For Sam the Barber, he noticed the biggest changes started happening during the ’80s

“As some of the old businessman started to pass off, their children didn’t keep the businesses,” Johnson said. “Once the community starts to move and the businesses start to close it makes even more people want to leave.”

From the 1980s through the 2000s a big push from the industrial district to buy out residential land took out another chunk of the community.

According to the Census Bureau, between 1960-2000 the number of owner-occupied units dropped from 700 to 350.

For Pastor Henry Williams, a longtime resident and leader of the community, things aren’t so cut and dry.

“I wouldn’t say that it (I-37) was destructive to the neighborhood although many people would say that,” Williams said. “There’ some that say it divided the community. I don’t know that I have ever had that impression, you know, because it has always been there in my memory. Once I got out of the service it was there.”

Williams, however, recalls a time when the neighborhood was thriving.

“There was a lot of business activity on Staples Street at one time,” he said. “There were young professionals living here. The residents had a great deal of pride because it was one of the first black neighborhoods.”

When the city desegregated, people started to move out of the neighborhood into places closer to where they worked. That is when Williams says the decline of the neighborhoods started.
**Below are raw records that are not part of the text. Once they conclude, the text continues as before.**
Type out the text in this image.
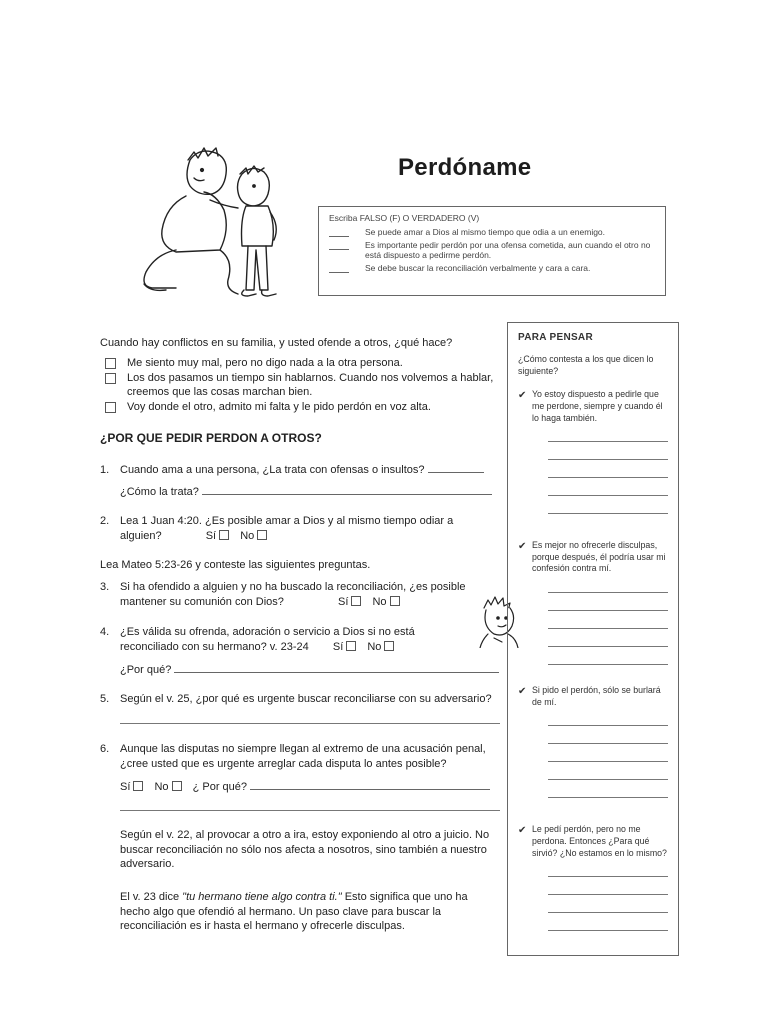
Perdóname
Escriba FALSO (F) O VERDADERO (V)
Se puede amar a Dios al mismo tiempo que odia a un enemigo.
Es importante pedir perdón por una ofensa cometida, aun cuando el otro no está dispuesto a pedirme perdón.
Se debe buscar la reconciliación verbalmente y cara a cara.
Cuando hay conflictos en su familia, y usted ofende a otros, ¿qué hace?
Me siento muy mal, pero no digo nada a la otra persona.
Los dos pasamos un tiempo sin hablarnos. Cuando nos volvemos a hablar, creemos que las cosas marchan bien.
Voy donde el otro, admito mi falta y le pido perdón en voz alta.
¿POR QUE PEDIR PERDON A OTROS?
1. Cuando ama a una persona, ¿La trata con ofensas o insultos?
¿Cómo la trata?
2. Lea 1 Juan 4:20. ¿Es posible amar a Dios y al mismo tiempo odiar a
alguien?	Sí No
Lea Mateo 5:23-26 y conteste las siguientes preguntas.
3. Si ha ofendido a alguien y no ha buscado la reconciliación, ¿es posible
mantener su comunión con Dios?	Sí No
4. ¿Es válida su ofrenda, adoración o servicio a Dios si no está
reconciliado con su hermano? v. 23-24 Sí No
¿Por qué?
5. Según el v. 25, ¿por qué es urgente buscar reconciliarse con su adversario?
6. Aunque las disputas no siempre llegan al extremo de una acusación penal,
¿cree usted que es urgente arreglar cada disputa lo antes posible?
Sí No ¿ Por qué?
Según el v. 22, al provocar a otro a ira, estoy exponiendo al otro a juicio. No buscar reconciliación no sólo nos afecta a nosotros, sino también a nuestro adversario.
El v. 23 dice "tu hermano tiene algo contra ti." Esto significa que uno ha hecho algo que ofendió al hermano. Un paso clave para buscar la reconciliación es ir hasta el hermano y ofrecerle disculpas.
PARA PENSAR
¿Cómo contesta a los que dicen lo siguiente?
✔ Yo estoy dispuesto a pedirle que me perdone, siempre y cuando él lo haga también.
✔ Es mejor no ofrecerle disculpas, porque después, él podría usar mi confesión contra mí.
✔ Si pido el perdón, sólo se burlará de mí.
✔ Le pedí perdón, pero no me perdona. Entonces ¿Para qué sirvió? ¿No estamos en lo mismo?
“There came a time when the sense of pride may have begun to diminish. When the young professionals left they weren’t replaced by people with the same sense of pride,” Williams said.

According to Williams, environmental issues also began to plague the area, causing more people to want to leave and the neighborhoods continued to decline, “but there are those of us who have been here for many years,” he said. “This is home, OK? I’m in prayer about doing the right thing, but this is home.”

With buyouts and relocations approaching, residents are seeing the final changes coming.

“It’s time. You can’t stop progress. You might hinder it for a while but progress is going to come,” Johnson said. “It’s been a wonderful career for me. I loved it, I raised a family. This has been my dream and I have lived my dream.”